Sari of double-ikat woven silk

A Patola sari is a double ikat woven sari, usually made from silk, made in Patan, Gujarat, India. The word patola is the plural form; the singular is patolu. These saris are made using silk threads that are first dyed with natural colors and then woven together to create the intricate patterns and designs. They are usually worn for special occasions, such as weddings and formal events.

==The weave==
To create a patola sari, both the warp and weft threads are wrapped to resist the dye according to the desired pattern of the final woven fabric. This tying is repeated for each colour that is to be included in the finished cloth. The technique of dyeing the warp and weft before weaving is called double ikat. The bundles of thread are strategically knotted before dyeing.

==History==

Silk weavers of the Salvi caste from the state of Maharashtra chose Gujarat as the home for their renowned patola fabric. It is believed that salvis went to Gujarat in the 12th century with the intention of acquiring the patronage of the Chaulukyas Rajputs, who ruled all of Gujarat and parts of Malva and south Rajasthan at the time, with Anahiwad Patan as the capital. Legend says that over 700 patola weavers came to the palace of Raja Kumarpal, on the personal request of king himself. The Solanki (Chalukya) rulers used to dress in patola silk themselves on special occasions.
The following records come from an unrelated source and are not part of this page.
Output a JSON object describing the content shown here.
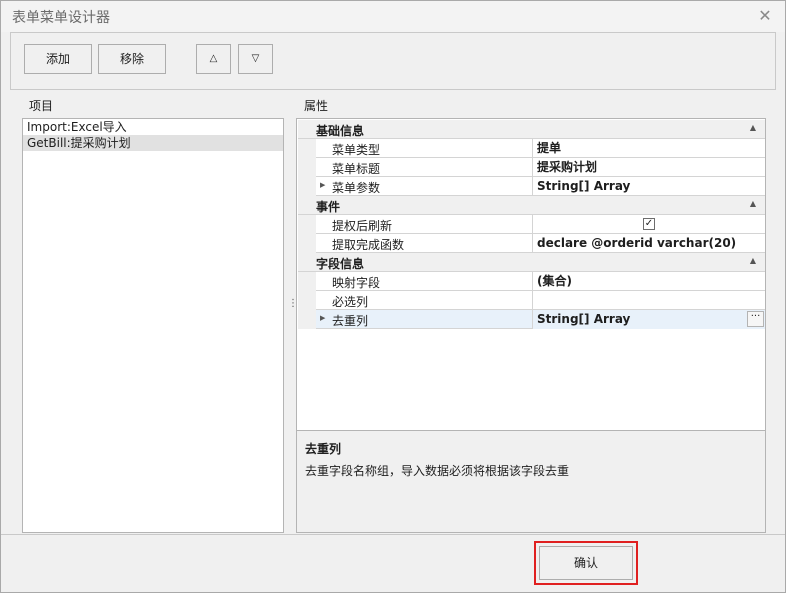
{
  "window": {
    "title": "表单菜单设计器",
    "close_glyph": "✕"
  },
  "toolbar": {
    "add_label": "添加",
    "remove_label": "移除",
    "move_up_glyph": "△",
    "move_down_glyph": "▽"
  },
  "items_panel": {
    "label": "项目",
    "items": [
      {
        "text": "Import:Excel导入",
        "selected": false
      },
      {
        "text": "GetBill:提采购计划",
        "selected": true
      }
    ]
  },
  "properties_panel": {
    "label": "属性",
    "categories": [
      {
        "name": "基础信息",
        "props": [
          {
            "name": "菜单类型",
            "value": "提单",
            "expandable": false
          },
          {
            "name": "菜单标题",
            "value": "提采购计划",
            "expandable": false
          },
          {
            "name": "菜单参数",
            "value": "String[] Array",
            "expandable": true
          }
        ]
      },
      {
        "name": "事件",
        "props": [
          {
            "name": "提权后刷新",
            "value": "",
            "checkbox": true,
            "checked": true
          },
          {
            "name": "提取完成函数",
            "value": "declare @orderid varchar(20)"
          }
        ]
      },
      {
        "name": "字段信息",
        "props": [
          {
            "name": "映射字段",
            "value": "(集合)"
          },
          {
            "name": "必选列",
            "value": ""
          },
          {
            "name": "去重列",
            "value": "String[] Array",
            "expandable": true,
            "selected": true
          }
        ]
      }
    ],
    "ellipsis_glyph": "···",
    "collapse_glyph": "▲",
    "expand_glyph": "▶",
    "check_glyph": "✓"
  },
  "description": {
    "title": "去重列",
    "text": "去重字段名称组，导入数据必须将根据该字段去重"
  },
  "footer": {
    "confirm_label": "确认"
  }
}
It is broadly accepted belief that these Salvis originally belonged to the region, which now lies at the middle of the present day Marathawada and Vidarbha divisions of Maharashtra state. The art of Patola weaving is an ancient one. According to some historians, the art of Patola weaving was known also in the 4th century in “Ajanta” caves, which resembles the tie-dyes technique of patola. Ajanta Caves were patronized by the Vatsagulma branch of the Vakataka dynasty, which controlled a vast area of Deccan during the 3rd, 4th & 5th centuries A.D. Vatsagulma is presently the 'Washim' district of the Vidarbha Division of Maharashtra.

After the decline of Solanki empire, salvis founded a rich trade in Gujarat. Patola saris quickly became a sign of social status among Gujarati women and girls, especially as part of stridhan, items that a woman can claim as her. These art of patan is more than 850 years old.
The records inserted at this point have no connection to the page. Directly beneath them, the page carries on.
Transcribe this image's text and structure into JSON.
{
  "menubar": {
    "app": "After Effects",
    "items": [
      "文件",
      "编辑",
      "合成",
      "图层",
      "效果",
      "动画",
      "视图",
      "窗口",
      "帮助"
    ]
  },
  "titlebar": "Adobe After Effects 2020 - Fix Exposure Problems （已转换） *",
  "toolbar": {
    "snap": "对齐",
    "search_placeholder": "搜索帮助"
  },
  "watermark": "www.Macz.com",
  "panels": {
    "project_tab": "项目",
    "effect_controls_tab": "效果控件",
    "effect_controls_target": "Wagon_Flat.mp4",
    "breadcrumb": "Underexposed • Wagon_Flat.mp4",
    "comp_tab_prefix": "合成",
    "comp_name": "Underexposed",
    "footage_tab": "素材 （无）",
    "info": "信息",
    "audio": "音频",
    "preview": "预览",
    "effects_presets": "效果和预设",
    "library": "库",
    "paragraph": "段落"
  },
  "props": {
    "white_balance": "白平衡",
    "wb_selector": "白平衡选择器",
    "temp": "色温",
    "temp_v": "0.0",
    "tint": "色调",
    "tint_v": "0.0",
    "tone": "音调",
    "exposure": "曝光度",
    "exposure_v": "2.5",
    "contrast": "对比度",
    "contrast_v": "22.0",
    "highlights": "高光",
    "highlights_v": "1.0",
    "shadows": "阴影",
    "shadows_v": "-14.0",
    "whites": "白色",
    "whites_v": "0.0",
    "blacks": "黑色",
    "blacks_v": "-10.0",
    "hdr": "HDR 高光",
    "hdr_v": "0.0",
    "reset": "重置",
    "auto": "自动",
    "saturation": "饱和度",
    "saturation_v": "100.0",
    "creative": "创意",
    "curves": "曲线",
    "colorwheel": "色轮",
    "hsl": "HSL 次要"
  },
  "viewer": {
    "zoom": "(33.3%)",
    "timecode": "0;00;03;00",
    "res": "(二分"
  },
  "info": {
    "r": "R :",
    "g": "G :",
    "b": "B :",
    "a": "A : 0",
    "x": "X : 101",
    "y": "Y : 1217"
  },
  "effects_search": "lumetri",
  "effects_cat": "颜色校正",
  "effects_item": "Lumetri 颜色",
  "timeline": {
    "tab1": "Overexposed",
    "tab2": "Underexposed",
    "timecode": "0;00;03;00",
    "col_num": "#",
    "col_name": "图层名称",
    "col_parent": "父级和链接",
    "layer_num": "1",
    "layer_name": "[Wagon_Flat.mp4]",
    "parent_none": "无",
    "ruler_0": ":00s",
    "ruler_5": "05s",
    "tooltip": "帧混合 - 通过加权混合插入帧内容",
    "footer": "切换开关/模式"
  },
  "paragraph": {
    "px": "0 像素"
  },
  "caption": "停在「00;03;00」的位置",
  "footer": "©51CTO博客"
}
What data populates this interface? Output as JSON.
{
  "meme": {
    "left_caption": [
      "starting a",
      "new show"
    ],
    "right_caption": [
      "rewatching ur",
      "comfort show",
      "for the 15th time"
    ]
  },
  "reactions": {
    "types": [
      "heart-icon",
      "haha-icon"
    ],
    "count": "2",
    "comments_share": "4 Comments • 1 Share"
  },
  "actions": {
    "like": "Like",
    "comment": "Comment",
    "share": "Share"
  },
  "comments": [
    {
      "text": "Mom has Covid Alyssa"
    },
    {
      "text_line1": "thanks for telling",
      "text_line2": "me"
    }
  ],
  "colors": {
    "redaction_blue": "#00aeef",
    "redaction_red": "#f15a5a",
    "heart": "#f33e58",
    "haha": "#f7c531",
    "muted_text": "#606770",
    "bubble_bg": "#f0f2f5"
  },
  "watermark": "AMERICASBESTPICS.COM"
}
Patola has had a huge importance as status clothes in Southeast Asia where it was imported from at least the Middle Ages. Local elites in far eastern locations such as Timor and Maluku Islands strove to acquire patola or patola imitations, which were often provided by European merchants in the early-modern era. Patola motifs were frequently taken over by indigenous weaving traditions.

==Design and pattern==
There are four distinct patterns which are woven primarily in Gujarat by the Salvi community. In Jain and Hindu communities, double ikat saris with entire designs of parrots, flowers, elephant and dancing figures are generally used. In Muslim communities, saris with geometric designs and flower patterns are typical, being worn mostly for weddings and other special occasions. Maharashtrian Brahmins wear saris woven with plain, dark coloured borders and body and a bird design called Nari Kunj.

== Types of Patola Saree ==
Source:

- Single Ikat Patola – A Patola weaving style in which either the warp or weft threads are resist-dyed before weaving to create traditional patterns.

- Semi Ikat Patola – A simplified variation inspired by traditional ikat weaving that combines handcrafted aesthetics with relatively less complex weaving techniques.

- Double Ikat Patola – The most intricate form of Patola weaving in which both warp and weft threads are resist-dyed before weaving and precisely aligned to form detailed patterns.

- Ikat Weaving – A traditional resist-dyeing textile technique in which threads are dyed before weaving to create patterns within the fabric itself.